Nu ik dat rijtje zo achter elkaar zie staan valt me overigens op dat de term Nederpop in dit geval misschien wat ongelukkig gekozen is. Okee, Kayak heeft in de hitparade gestaan, Cuby ook, net als Livin' Blues en Earth and Fire, maar dat was wel bij die 'langharige hippies' van Veronica. En zelfs als ik veertig jaar na dato alle logica overboord gooi kan ik deze muziek nog steeds niet bestempelen als pop. Wel grappig vind ik dat daarmee eigenlijk ook nog eens fijntjes wordt benadrukt én bewezen dat er vroeger meer plaats op de radio was voor muziek die tegenwoordig soms te snel als a-commercieel gefröbel wordt afgedaan. Je hoeft volgens mij geen ouwe zeurkous te zijn om dat te zien.
Over deze albums is in het verleden trouwens al genoeg geschreven, dus volsta ik met een korte beschrijving van mijn eigen meninkje:
Cuby + Blizzards - fantastische bluesband uit het Oost'n des lands met (toen al) grootheden als Eelco Gelling en Herman Deinum aan boord. Harry Muskee (Cuby) zingt de longen uit zijn lijf, het rammelt aan alle kanten, het kreunt en het hijgt, maar man, wat is dit lekkere muziek!
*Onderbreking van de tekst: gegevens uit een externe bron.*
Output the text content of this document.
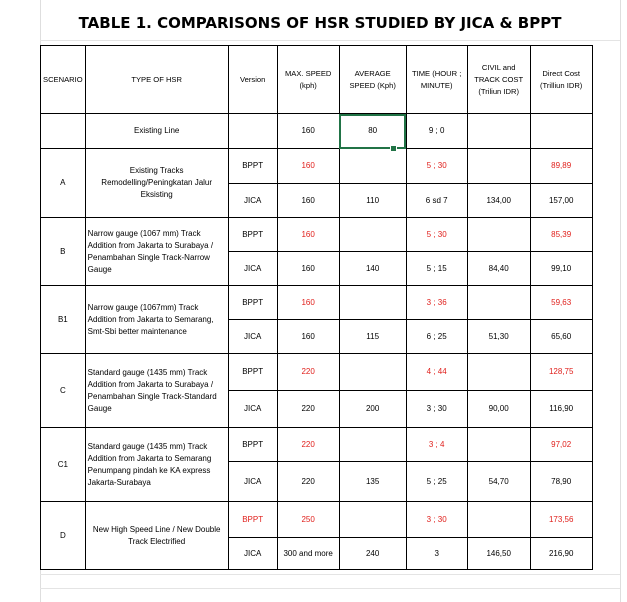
TABLE 1. COMPARISONS OF HSR STUDIED BY JICA & BPPT
SCENARIO	TYPE OF HSR	Version	MAX. SPEED (kph)	AVERAGE SPEED (Kph)	TIME (HOUR ; MINUTE)	CIVIL and TRACK COST (Triliun IDR)	Direct Cost (Trilliun IDR)
	Existing Line		160	80	9 ; 0		
A	Existing Tracks Remodelling/Peningkatan Jalur Eksisting	BPPT	160		5 ; 30		89,89
		JICA	160	110	6 sd 7	134,00	157,00
B	Narrow gauge (1067 mm) Track Addition from Jakarta to Surabaya / Penambahan Single Track-Narrow Gauge	BPPT	160		5 ; 30		85,39
		JICA	160	140	5 ; 15	84,40	99,10
B1	Narrow gauge (1067mm) Track Addition from Jakarta to Semarang, Smt-Sbi better maintenance	BPPT	160		3 ; 36		59,63
		JICA	160	115	6 ; 25	51,30	65,60
C	Standard gauge (1435 mm) Track Addition from Jakarta to Surabaya / Penambahan Single Track-Standard Gauge	BPPT	220		4 ; 44		128,75
		JICA	220	200	3 ; 30	90,00	116,90
C1	Standard gauge (1435 mm) Track Addition from Jakarta to Semarang Penumpang pindah ke KA express Jakarta-Surabaya	BPPT	220		3 ; 4		97,02
		JICA	220	135	5 ; 25	54,70	78,90
D	New High Speed Line / New Double Track Electrified	BPPT	250		3 ; 30		173,56
		JICA	300 and more	240	3	146,50	216,90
Fantastische solo's, opnamekwaliteit meer dan in orde, uitstekende mix van eigen composities en standaardwerk, en geïnspireerd samenspel. Dit knalt je speakers uit. Biertje!!!
Supersister – totale waanzin, het derde album van deze supergroep uit Den Haag. Naast een paar heerlijk geflipte kortere tracks is het titelnummer (een hele plaatkant destijds op lp) nog steeds het Magnum Opus van dit kwartet. Geschreven als balletmuziek, hoewel ik me niet kan voorstellen hoe hier in vredesnaam op te dansen moet zijn. Jeugdsentiment? Reken maar! Nog steeds relevant? Ach...dit soort muziek wordt niet meer gemaakt tegenwoordig, en daarom volmondig: Ja!
Alquin – Hoewel Best Kept Secret wat mij betreft niet hun beste album is (ik twijfel sterk tussen Marks en The Mountain Queen) is dit topkwaliteit Nederprog uit Delft. Op dit album is de progrock wel vrij ver naar de achtergrond verdwenen ten gunste van een toegankelijker (sommigen beweren commerciëler) popgeluid, en het album werd destijds dan ook wat lauw ontvangen. Achteraf is het gemakkelijk te roepen, maar dat was onterecht wat mij betreft; een zwakker album van Alquin is nog steeds een stuk beter dan de gemiddelde popplaat uit die tijd.
Earth & Fire - wonderlijke, bijna sprookjesachtige muziek op dit conceptalbum vol galmende arrangementen van de gebroeders Koerts. Zangeres Jerney Kaagman speelde in die jaren de hoofdrol in menig koortsige puberdroom, en niet alleen om haar mooie stem. Hoewel dit album intussen wel heel erg naar verschraalde patchouli ruikt vind ik het nog steeds een meesterwerk. Muziek om de muziek, wars van commercie. Dat kon toen nog, sprak hij cynisch...
Livin' Blues - Er zit volgens mij al jaren iets in het water in Den Haag dat er voor zorgt dat deze stad onevenredig veel bandjes voortbrengt die internationaal weten door te breken. Livin' Blues was net zo ruig als Cuby, en ze deden het in het buitenland zelfs net een stukje beter. Op Hell's Session is Cesar Zuiderwijk nog te horen op drums, na dit album vertrok hij naar de Golden Earrings. Topkwaliteit bluesrock die dampend dient te worden opgediend. Opwindend en groovy, het nummer Wang Dang Doodle van het gelijknamige tweede album is nog steeds goed voor onbeheerst meestampen van het swingende ritme.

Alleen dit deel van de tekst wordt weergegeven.